# Need advice for a stupid mistake



## Jack1990 (Mar 29, 2019)

Hello, I’ve had a bit of a problem arise between me and my wife. I work in a nightclub and my role is to look after people who are a bit worse for wear and a big part of that is speaking to lots of people. I speak to women and men and on the most part I get on quite well with everybody, some of the regulars I have on social media. One of the regulars, a woman, messaged me on Instagram telling me she was going there by herself and asked if I could sort of look after her, to which I agreed. Now, I will never say anything inappropriate to another woman, I will never do anything to jeopardise our relationship, I literally worship my wife. The problem is, I deleted the message panicking thinking my wife will think there was something going on between us, which there absolutely isn’t. She has never given me any reason to panic like that but I did because I worried it’d plant the seed in her head. She found out this girl had messaged me and I kept it from her and deleted it and now the very thing I was worried about I have created by being stupid. She thinks I panicked because I said something I shouldn’t have. I’d never do anything to hurt my wife because I love her more than anything and now I feel like I’m pushing her away because of a stupid mistake. I’ve told her the truth but I still feel she doesn’t believe me.


----------



## personofinterest (Apr 6, 2018)

3 things:

Try to get a program to recover the messages

DON'T volunteer to "take care of helpless women" anymore

Deleting messages takes effort. It isn't a mistake. It's done on purpose

Whatever you do, DON'T tell your wife it's a "stupid mistake" and "nothing". She has a right to be suspicious because you DID act suspiciously.


----------



## Emerging Buddhist (Apr 7, 2016)

You are in customer service area that should never extend beyond the club doors... your actions will prove your words.

Instagram? Panic delete?

Why would you fear discovery unless something in you told you this was a boundary crosser?


----------



## jlg07 (Feb 24, 2017)

personofinterest said:


> 3 things:
> 
> Try to get a program to recover the messages
> 
> ...


You should do the undelete WITH YOUR WIFE so you can show her you are not trying to hide anything.
YOU also need to understand that from your wife's point of view, you crossed a boundary. You are there to WORK FOR THE CLUB, not the patrons, and you really shouldn't be doing stuff like this. I think your wife has a legitimate beef with you on this one. Stop the non-work interactions with these folks.


----------



## Jack1990 (Mar 29, 2019)

jlg07 said:


> personofinterest said:
> 
> 
> > 3 things:
> ...


----------



## TBT (Dec 20, 2011)

If your wife is aware of everything your job entails and is also aware of your regular contacts with patrons,then why did you automatically believe that this request would plant a seed of doubt in her? It just seems odd to me that this would be your go to thought if the request you posted here is as innocuous as it seems,considering what your job requires.


----------



## ConanHub (Aug 9, 2013)

How long have you been married?

As @Emerging Buddhist has mentioned, your service does need to stop at the club doors.
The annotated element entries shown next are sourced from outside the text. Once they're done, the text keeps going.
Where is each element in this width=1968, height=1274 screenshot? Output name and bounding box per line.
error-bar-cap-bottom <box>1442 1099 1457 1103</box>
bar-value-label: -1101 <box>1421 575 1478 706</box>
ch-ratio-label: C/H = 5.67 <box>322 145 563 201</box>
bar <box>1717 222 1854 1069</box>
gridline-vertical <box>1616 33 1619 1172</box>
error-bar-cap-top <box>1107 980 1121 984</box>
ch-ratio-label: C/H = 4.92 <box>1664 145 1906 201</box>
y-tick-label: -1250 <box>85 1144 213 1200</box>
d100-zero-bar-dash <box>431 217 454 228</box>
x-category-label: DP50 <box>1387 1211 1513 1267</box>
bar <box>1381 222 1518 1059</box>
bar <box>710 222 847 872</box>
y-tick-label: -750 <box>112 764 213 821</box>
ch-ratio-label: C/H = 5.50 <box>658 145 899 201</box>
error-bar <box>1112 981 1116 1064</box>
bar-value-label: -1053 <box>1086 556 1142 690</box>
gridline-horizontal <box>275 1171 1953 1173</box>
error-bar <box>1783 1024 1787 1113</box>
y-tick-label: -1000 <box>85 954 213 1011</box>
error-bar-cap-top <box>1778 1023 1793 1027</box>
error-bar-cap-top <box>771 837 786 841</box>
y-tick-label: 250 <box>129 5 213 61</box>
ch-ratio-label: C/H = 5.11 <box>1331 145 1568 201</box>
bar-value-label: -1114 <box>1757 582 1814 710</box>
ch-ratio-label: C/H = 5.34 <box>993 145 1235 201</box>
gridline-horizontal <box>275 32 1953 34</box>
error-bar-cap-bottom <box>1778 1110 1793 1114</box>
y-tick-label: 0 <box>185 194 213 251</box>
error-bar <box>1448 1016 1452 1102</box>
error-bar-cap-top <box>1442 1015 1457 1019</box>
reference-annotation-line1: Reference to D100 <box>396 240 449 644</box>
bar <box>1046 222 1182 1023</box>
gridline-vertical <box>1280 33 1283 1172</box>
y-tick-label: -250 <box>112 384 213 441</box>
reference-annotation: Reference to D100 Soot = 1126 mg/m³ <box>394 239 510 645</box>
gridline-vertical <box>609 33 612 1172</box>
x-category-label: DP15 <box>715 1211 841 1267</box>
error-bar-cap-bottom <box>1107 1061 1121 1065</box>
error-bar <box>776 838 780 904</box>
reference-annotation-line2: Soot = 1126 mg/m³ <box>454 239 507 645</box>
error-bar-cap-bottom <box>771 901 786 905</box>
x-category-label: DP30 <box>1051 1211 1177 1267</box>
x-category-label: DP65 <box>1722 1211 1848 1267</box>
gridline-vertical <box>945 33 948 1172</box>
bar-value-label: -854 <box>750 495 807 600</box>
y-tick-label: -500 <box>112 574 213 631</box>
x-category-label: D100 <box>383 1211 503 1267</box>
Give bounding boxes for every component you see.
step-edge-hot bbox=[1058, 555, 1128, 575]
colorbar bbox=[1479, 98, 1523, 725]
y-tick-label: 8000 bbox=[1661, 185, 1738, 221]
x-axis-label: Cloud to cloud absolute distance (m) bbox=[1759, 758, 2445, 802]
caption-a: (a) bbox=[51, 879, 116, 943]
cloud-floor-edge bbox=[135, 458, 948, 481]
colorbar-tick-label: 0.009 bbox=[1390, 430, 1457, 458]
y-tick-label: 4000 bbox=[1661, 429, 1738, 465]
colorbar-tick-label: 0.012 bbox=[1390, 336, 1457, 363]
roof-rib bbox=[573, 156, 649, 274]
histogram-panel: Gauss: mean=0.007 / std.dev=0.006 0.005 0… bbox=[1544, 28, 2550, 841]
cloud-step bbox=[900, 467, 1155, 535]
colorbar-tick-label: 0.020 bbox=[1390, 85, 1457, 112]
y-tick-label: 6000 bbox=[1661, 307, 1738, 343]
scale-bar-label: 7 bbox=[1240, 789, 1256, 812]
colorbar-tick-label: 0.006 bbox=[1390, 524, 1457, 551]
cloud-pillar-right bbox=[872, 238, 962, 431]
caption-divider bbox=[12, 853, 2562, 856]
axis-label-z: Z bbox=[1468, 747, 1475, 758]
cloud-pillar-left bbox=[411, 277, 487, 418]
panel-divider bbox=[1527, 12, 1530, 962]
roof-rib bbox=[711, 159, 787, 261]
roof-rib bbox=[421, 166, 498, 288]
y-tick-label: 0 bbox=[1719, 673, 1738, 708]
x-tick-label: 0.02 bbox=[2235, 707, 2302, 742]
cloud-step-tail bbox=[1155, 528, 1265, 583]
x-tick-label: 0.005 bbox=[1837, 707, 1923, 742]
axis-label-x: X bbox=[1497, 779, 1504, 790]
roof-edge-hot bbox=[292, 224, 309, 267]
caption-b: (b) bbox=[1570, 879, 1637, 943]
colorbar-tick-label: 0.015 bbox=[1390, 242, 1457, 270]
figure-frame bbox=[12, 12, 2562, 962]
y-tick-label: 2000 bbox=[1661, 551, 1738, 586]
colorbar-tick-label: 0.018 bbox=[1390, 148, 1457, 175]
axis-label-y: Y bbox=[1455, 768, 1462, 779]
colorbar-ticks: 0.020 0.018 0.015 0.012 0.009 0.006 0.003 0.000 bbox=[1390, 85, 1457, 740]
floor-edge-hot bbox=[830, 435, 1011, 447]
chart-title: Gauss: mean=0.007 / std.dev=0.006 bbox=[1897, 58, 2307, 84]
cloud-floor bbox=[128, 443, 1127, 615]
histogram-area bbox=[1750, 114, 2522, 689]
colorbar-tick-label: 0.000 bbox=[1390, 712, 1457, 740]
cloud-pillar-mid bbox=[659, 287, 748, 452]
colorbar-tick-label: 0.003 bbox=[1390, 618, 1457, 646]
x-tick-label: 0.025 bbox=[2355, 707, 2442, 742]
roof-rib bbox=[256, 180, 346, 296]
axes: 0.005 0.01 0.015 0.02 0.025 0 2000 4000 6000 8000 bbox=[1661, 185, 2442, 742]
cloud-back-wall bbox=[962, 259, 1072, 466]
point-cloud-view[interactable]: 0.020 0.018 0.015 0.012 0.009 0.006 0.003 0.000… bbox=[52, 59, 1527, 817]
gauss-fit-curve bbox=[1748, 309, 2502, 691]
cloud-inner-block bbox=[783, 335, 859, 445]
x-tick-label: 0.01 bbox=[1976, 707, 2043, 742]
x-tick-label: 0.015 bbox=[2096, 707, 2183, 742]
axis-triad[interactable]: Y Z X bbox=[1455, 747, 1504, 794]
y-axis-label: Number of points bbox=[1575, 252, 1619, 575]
I get that friendships can form and there isn't anything wrong with that by itself. You need strong boundaries however, or you are going to sink your marriage.

Admit you screwed up and alter your behavior so you don't text women from work unless it is totally work related. If it isn't pay related, it shouldn't be happening.

Your wife should be able to be included comfortably with your work environment.


----------



## Ursula (Dec 2, 2016)

Why do you have regular clubbers as friends on your social media? That's not very professional, nor will it do much for your marriage. @personofinterest has some good points: don't help the female regulars anymore, and don't tell your wife that it was a stupid mistake.


----------